In a written contribution to the Energy Advisor (an online platform which features fresh analysis from business leaders and government officials on a range of issues), Dr. Mangal said there are numerous reasons why Guyana should not develop a NOC in the short-term, or even over the long-term, due to the climate crisis.
The consultant argued that developing a NOC would be putting the cart before the proverbial horse. Dr. Mangal said, “Guyana failed at most prerequisites for a successful industry. And I define success as an industry that benefits the people and future generations, and does not only benefit the oil companies, local business elites and politicians. Success also requires an industry that recognises its impact on the climate and constrains production.”
The former Presidential Advisor added, “Guyana failed to negotiate fair oil contracts even when it had complete leverage over ExxonMobil in 2015-2016. Guyana failed to award oil blocks in a transparent public manner and in ways to maximise revenues for the country. After seven years, it still failed to develop the human and organisational capacity to negotiate, regulate and manage the industry, and it failed to develop the basic laws, and also to protect its environment.”
Additionally, he said Guyana has not even started to consider and mitigate the very difficult issues associated with the so-called ‘Dutch disease’ and the resource curse, and has not embarked on sustainable/inclusive national development.
Dr. Mangal said the only positive step seen in Guyana was the publication of the oil contracts in 2017. Dr. Mangal said, “To now focus sparse resources on creating a NOC is unwarranted and unjustified, and one has to wonder why the government is so eager to create a state-owned company when it was incapable of completing many prerequisites for success.”
Dr. Mangal’s advice is also similar to that of the International Monetary Fund (IMF). Back in 2017, the financial institution categorically stated that there is no business case for such an institute here.
In one of its analytical reports, the financial institution noted that many countries have a NOC which allows the government to participate in the block like an investor would. The IMF said that this move also allows the government to have a “seat at the table” for decision making.

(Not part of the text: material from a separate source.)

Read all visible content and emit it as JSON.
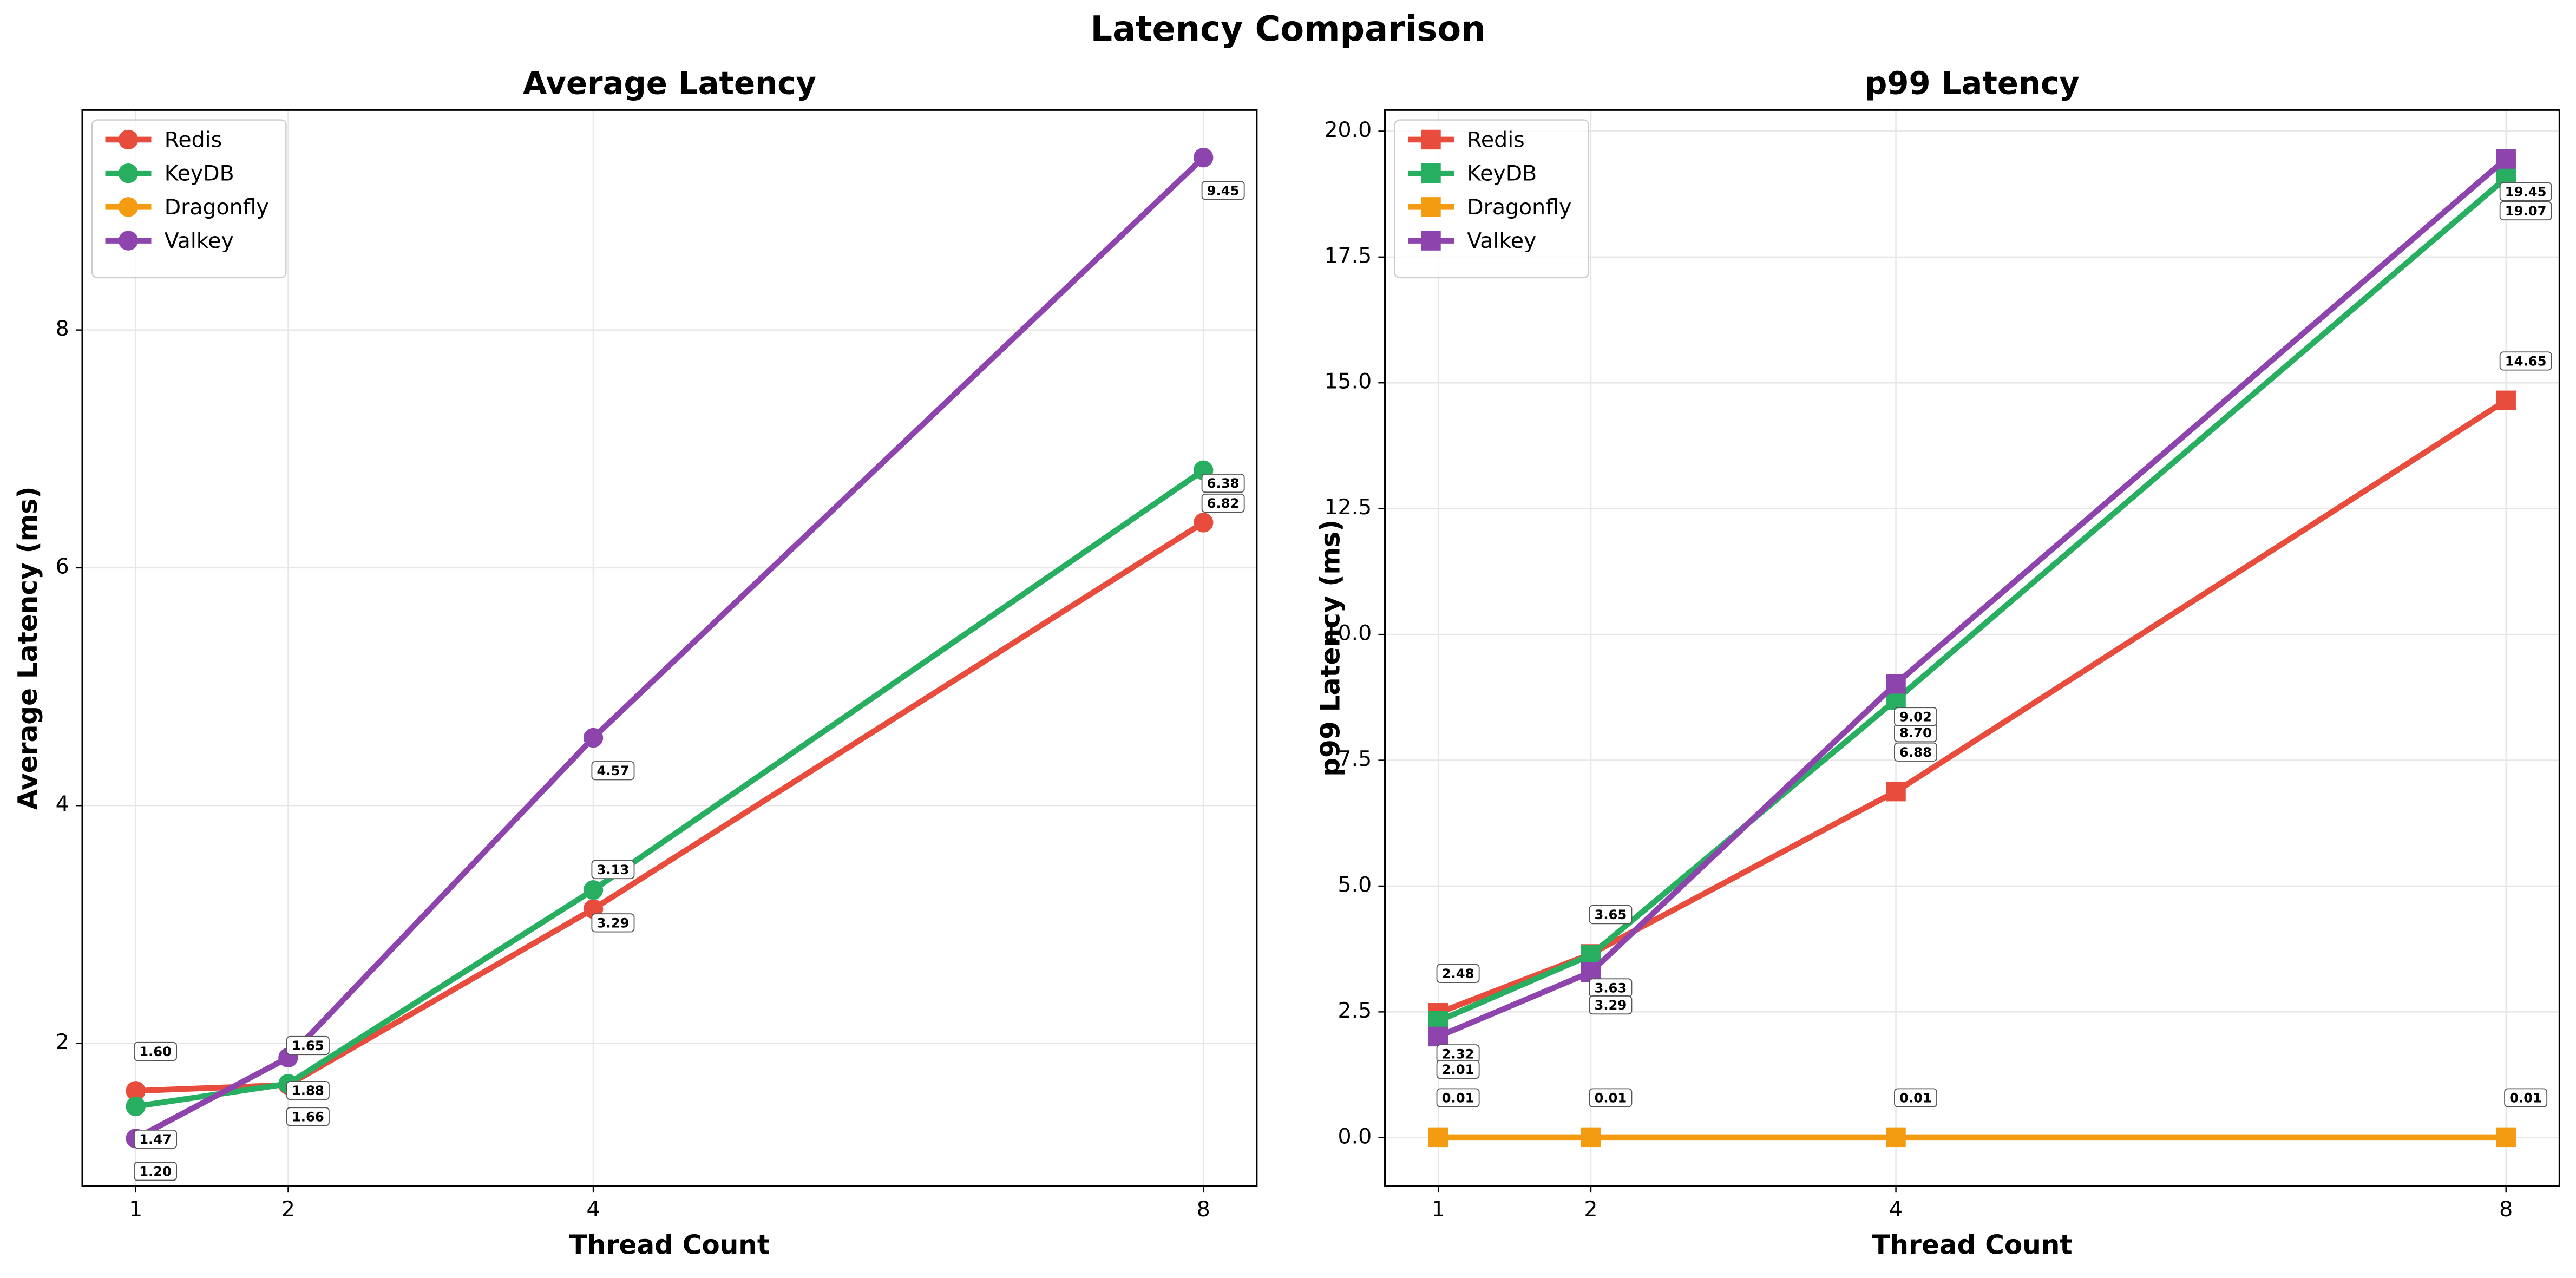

The Fund noted, however, that given the substantial regulatory powers the government can have over the upstream petroleum sector, it is not evident that participating would necessarily be adding much more value.
Furthermore, the financial institution warned that participating interest by government requires it to contribute to handling a portion of the costs, including in the development phase of the oil block. It was keen to note that the government can raise its own money to handle those expenses, or it can lean on the operator and repay the oil company with interest. The Fund noted that the latter option delays the receipt of any major benefits for the government.
As such, the IMF said that the government may be better off securing a higher government take in the contract itself.
Vice President, Dr. Bharrat Jagdeo has since made it clear that the IMF does not have the country’s interest at heart; therefore, it is the government that will decide what will be the best way forward on this subject.
Dr. Jagdeo had said a decision would be made by September, the same time the country is expected to enter its first action of oil blocks.